One further observation is warranted. Impaired parenting capacity is listed above as a documented health consequence of chronic trauma exposure. It is the same condition that family courts may record as a finding against the mother in proceedings involving custody. The system that fails to recognise the cause of the impairment is the same system that may penalise her for it. This circularity is not incidental. It is a structural feature of the institutional landscape this population navigates.

The preceding sections have addressed primarily women who separated from the affected veteran. The frameworks of custody, relocation, AVO proceedings, and legal aftermath presuppose separation. That framing is incomplete.

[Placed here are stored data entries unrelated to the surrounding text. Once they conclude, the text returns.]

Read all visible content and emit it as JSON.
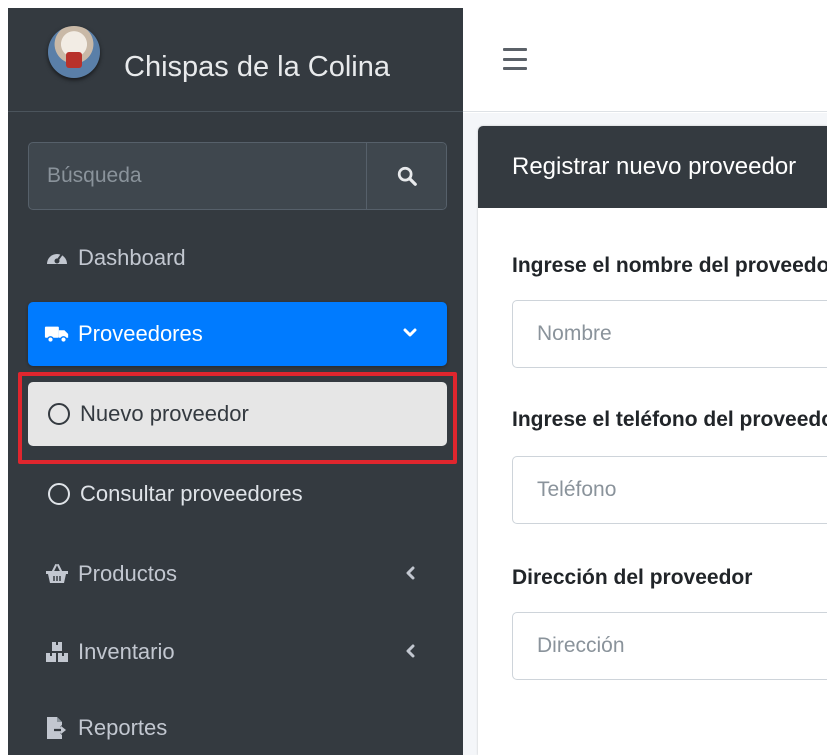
{
  "brand": {
    "name": "Chispas de la Colina"
  },
  "search": {
    "placeholder": "Búsqueda",
    "button_icon": "search-icon"
  },
  "sidebar": {
    "items": [
      {
        "label": "Dashboard",
        "icon": "dashboard-icon"
      },
      {
        "label": "Proveedores",
        "icon": "truck-icon",
        "active": true
      },
      {
        "label": "Nuevo proveedor",
        "icon": "circle-icon",
        "active": true
      },
      {
        "label": "Consultar proveedores",
        "icon": "circle-icon"
      },
      {
        "label": "Productos",
        "icon": "basket-icon"
      },
      {
        "label": "Inventario",
        "icon": "boxes-icon"
      },
      {
        "label": "Reportes",
        "icon": "file-export-icon"
      }
    ]
  },
  "colors": {
    "sidebar_bg": "#343a40",
    "active_bg": "#007bff",
    "highlight": "#e0262e"
  },
  "card": {
    "title": "Registrar nuevo proveedor",
    "fields": [
      {
        "label": "Ingrese el nombre del proveedor",
        "placeholder": "Nombre"
      },
      {
        "label": "Ingrese el teléfono del proveedor",
        "placeholder": "Teléfono"
      },
      {
        "label": "Dirección del proveedor",
        "placeholder": "Dirección"
      }
    ]
  }
}
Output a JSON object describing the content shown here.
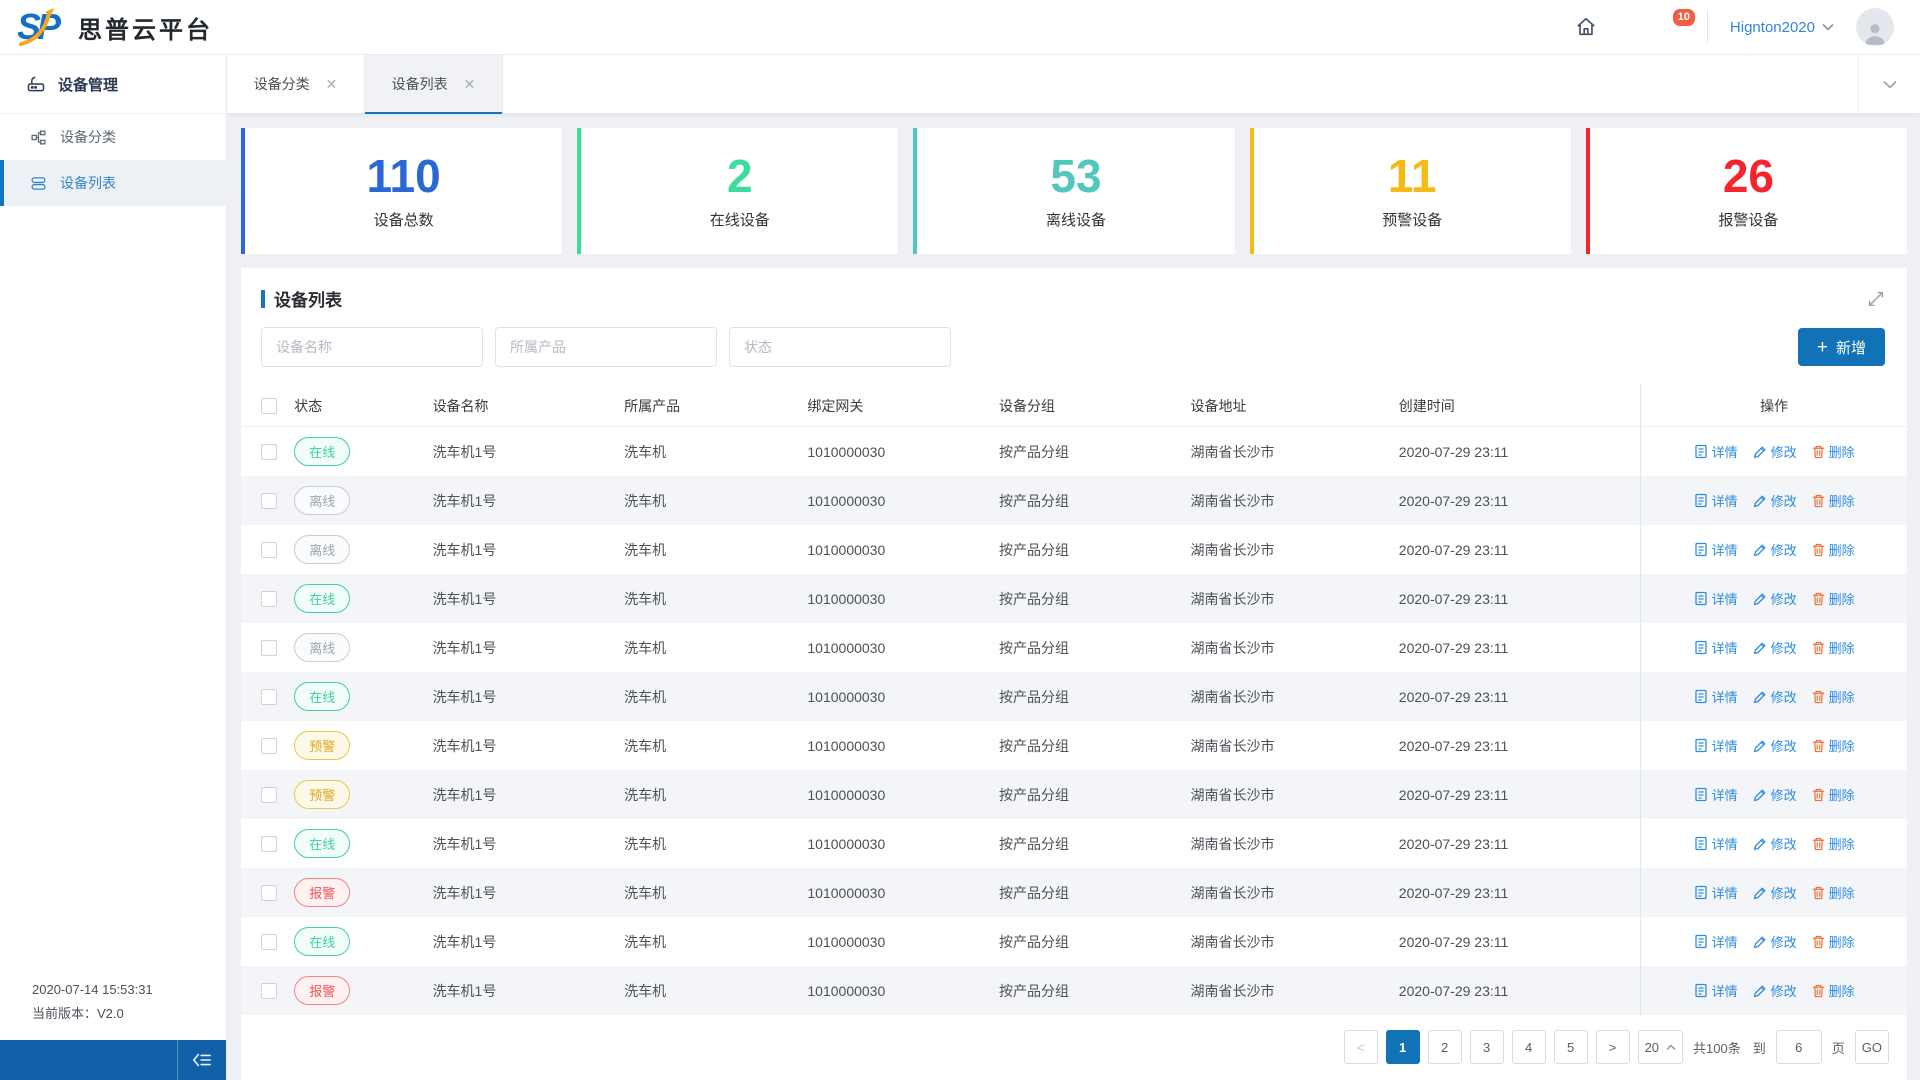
{
  "header": {
    "logo_text": "SP",
    "brand": "思普云平台",
    "username": "Hignton2020",
    "notification_count": "10"
  },
  "sidebar": {
    "title": "设备管理",
    "items": [
      {
        "label": "设备分类",
        "active": false
      },
      {
        "label": "设备列表",
        "active": true
      }
    ],
    "footer": {
      "time": "2020-07-14 15:53:31",
      "version": "当前版本：V2.0"
    }
  },
  "tabs": [
    {
      "label": "设备分类",
      "active": false
    },
    {
      "label": "设备列表",
      "active": true
    }
  ],
  "stats": [
    {
      "value": "110",
      "label": "设备总数",
      "color": "#2c68d5"
    },
    {
      "value": "2",
      "label": "在线设备",
      "color": "#3edc9c"
    },
    {
      "value": "53",
      "label": "离线设备",
      "color": "#52c7be"
    },
    {
      "value": "11",
      "label": "预警设备",
      "color": "#f2bb16"
    },
    {
      "value": "26",
      "label": "报警设备",
      "color": "#f5242d"
    }
  ],
  "panel": {
    "title": "设备列表",
    "filters": [
      {
        "placeholder": "设备名称"
      },
      {
        "placeholder": "所属产品"
      },
      {
        "placeholder": "状态"
      }
    ],
    "add_button": "新增"
  },
  "table": {
    "columns": [
      "状态",
      "设备名称",
      "所属产品",
      "绑定网关",
      "设备分组",
      "设备地址",
      "创建时间",
      "操作"
    ],
    "row_actions": [
      {
        "label": "详情",
        "icon": "detail-icon"
      },
      {
        "label": "修改",
        "icon": "edit-icon"
      },
      {
        "label": "删除",
        "icon": "delete-icon"
      }
    ],
    "status_colors": {
      "online": "#42d29d",
      "offline": "#a0a6b0",
      "warning": "#dcaa1e",
      "alarm": "#f25555"
    },
    "rows": [
      {
        "status": "在线",
        "status_type": "online",
        "name": "洗车机1号",
        "product": "洗车机",
        "gateway": "1010000030",
        "group": "按产品分组",
        "address": "湖南省长沙市",
        "created": "2020-07-29 23:11"
      },
      {
        "status": "离线",
        "status_type": "offline",
        "name": "洗车机1号",
        "product": "洗车机",
        "gateway": "1010000030",
        "group": "按产品分组",
        "address": "湖南省长沙市",
        "created": "2020-07-29 23:11"
      },
      {
        "status": "离线",
        "status_type": "offline",
        "name": "洗车机1号",
        "product": "洗车机",
        "gateway": "1010000030",
        "group": "按产品分组",
        "address": "湖南省长沙市",
        "created": "2020-07-29 23:11"
      },
      {
        "status": "在线",
        "status_type": "online",
        "name": "洗车机1号",
        "product": "洗车机",
        "gateway": "1010000030",
        "group": "按产品分组",
        "address": "湖南省长沙市",
        "created": "2020-07-29 23:11"
      },
      {
        "status": "离线",
        "status_type": "offline",
        "name": "洗车机1号",
        "product": "洗车机",
        "gateway": "1010000030",
        "group": "按产品分组",
        "address": "湖南省长沙市",
        "created": "2020-07-29 23:11"
      },
      {
        "status": "在线",
        "status_type": "online",
        "name": "洗车机1号",
        "product": "洗车机",
        "gateway": "1010000030",
        "group": "按产品分组",
        "address": "湖南省长沙市",
        "created": "2020-07-29 23:11"
      },
      {
        "status": "预警",
        "status_type": "warning",
        "name": "洗车机1号",
        "product": "洗车机",
        "gateway": "1010000030",
        "group": "按产品分组",
        "address": "湖南省长沙市",
        "created": "2020-07-29 23:11"
      },
      {
        "status": "预警",
        "status_type": "warning",
        "name": "洗车机1号",
        "product": "洗车机",
        "gateway": "1010000030",
        "group": "按产品分组",
        "address": "湖南省长沙市",
        "created": "2020-07-29 23:11"
      },
      {
        "status": "在线",
        "status_type": "online",
        "name": "洗车机1号",
        "product": "洗车机",
        "gateway": "1010000030",
        "group": "按产品分组",
        "address": "湖南省长沙市",
        "created": "2020-07-29 23:11"
      },
      {
        "status": "报警",
        "status_type": "alarm",
        "name": "洗车机1号",
        "product": "洗车机",
        "gateway": "1010000030",
        "group": "按产品分组",
        "address": "湖南省长沙市",
        "created": "2020-07-29 23:11"
      },
      {
        "status": "在线",
        "status_type": "online",
        "name": "洗车机1号",
        "product": "洗车机",
        "gateway": "1010000030",
        "group": "按产品分组",
        "address": "湖南省长沙市",
        "created": "2020-07-29 23:11"
      },
      {
        "status": "报警",
        "status_type": "alarm",
        "name": "洗车机1号",
        "product": "洗车机",
        "gateway": "1010000030",
        "group": "按产品分组",
        "address": "湖南省长沙市",
        "created": "2020-07-29 23:11"
      }
    ]
  },
  "pagination": {
    "prev": "<",
    "pages": [
      "1",
      "2",
      "3",
      "4",
      "5"
    ],
    "active_page": "1",
    "next": ">",
    "page_size": "20",
    "total_text": "共100条",
    "to_label": "到",
    "jump_value": "6",
    "page_label": "页",
    "go_label": "GO"
  },
  "colors": {
    "primary_blue": "#1172b8",
    "tab_accent": "#1673c2",
    "link_blue": "#2e8ce0",
    "sidebar_bar_blue": "#1061a8"
  }
}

A significant number of women did not separate, or did not separate until many years or decades had passed. Their position differs materially from those who left early, and it has received no attention in any clinical, policy, or research context specific to this population.

Many women remained not because the environment was safe, but because no viable exit existed. The systems around them provided no recognition of what was happening, no language with which to name it, and no framework within which to seek protection or assistance. The Australian Senate inquiry did not report until December 2018. DVA did not establish its Anti-Malarial Health Assessment program until after that inquiry — and that program was designed for veterans, not for their partners.

A woman living within this environment from 2000 onwards had no access, for many years, to the category that would have made the harm legible. She may have sought help from general practitioners, mental health services, domestic violence services, police, or courts during those years. The responses she received would have been calibrated to ordinary domestic violence or mental illness frameworks that did not account for the specific neurological origin of the behaviour she was describing.

For women who lived through this harm for extended periods — from, for example, 2000 to 2017 — the consequences are now accumulating in bodies that carried that load for nearly two decades without recognition, without appropriate clinical response, and without any institutional acknowledgement that what was happening to them was connected to a government drug administration decision. Recognition, where it has arrived at all, has arrived after the harm was done.

The cumulative exposure effect in this cohort has not been studied. What can be stated is that the general IPV literature consistently finds that severity and duration of exposure are associated with more severe and more persistent health consequences. There is no reason to expect this population to differ from that finding.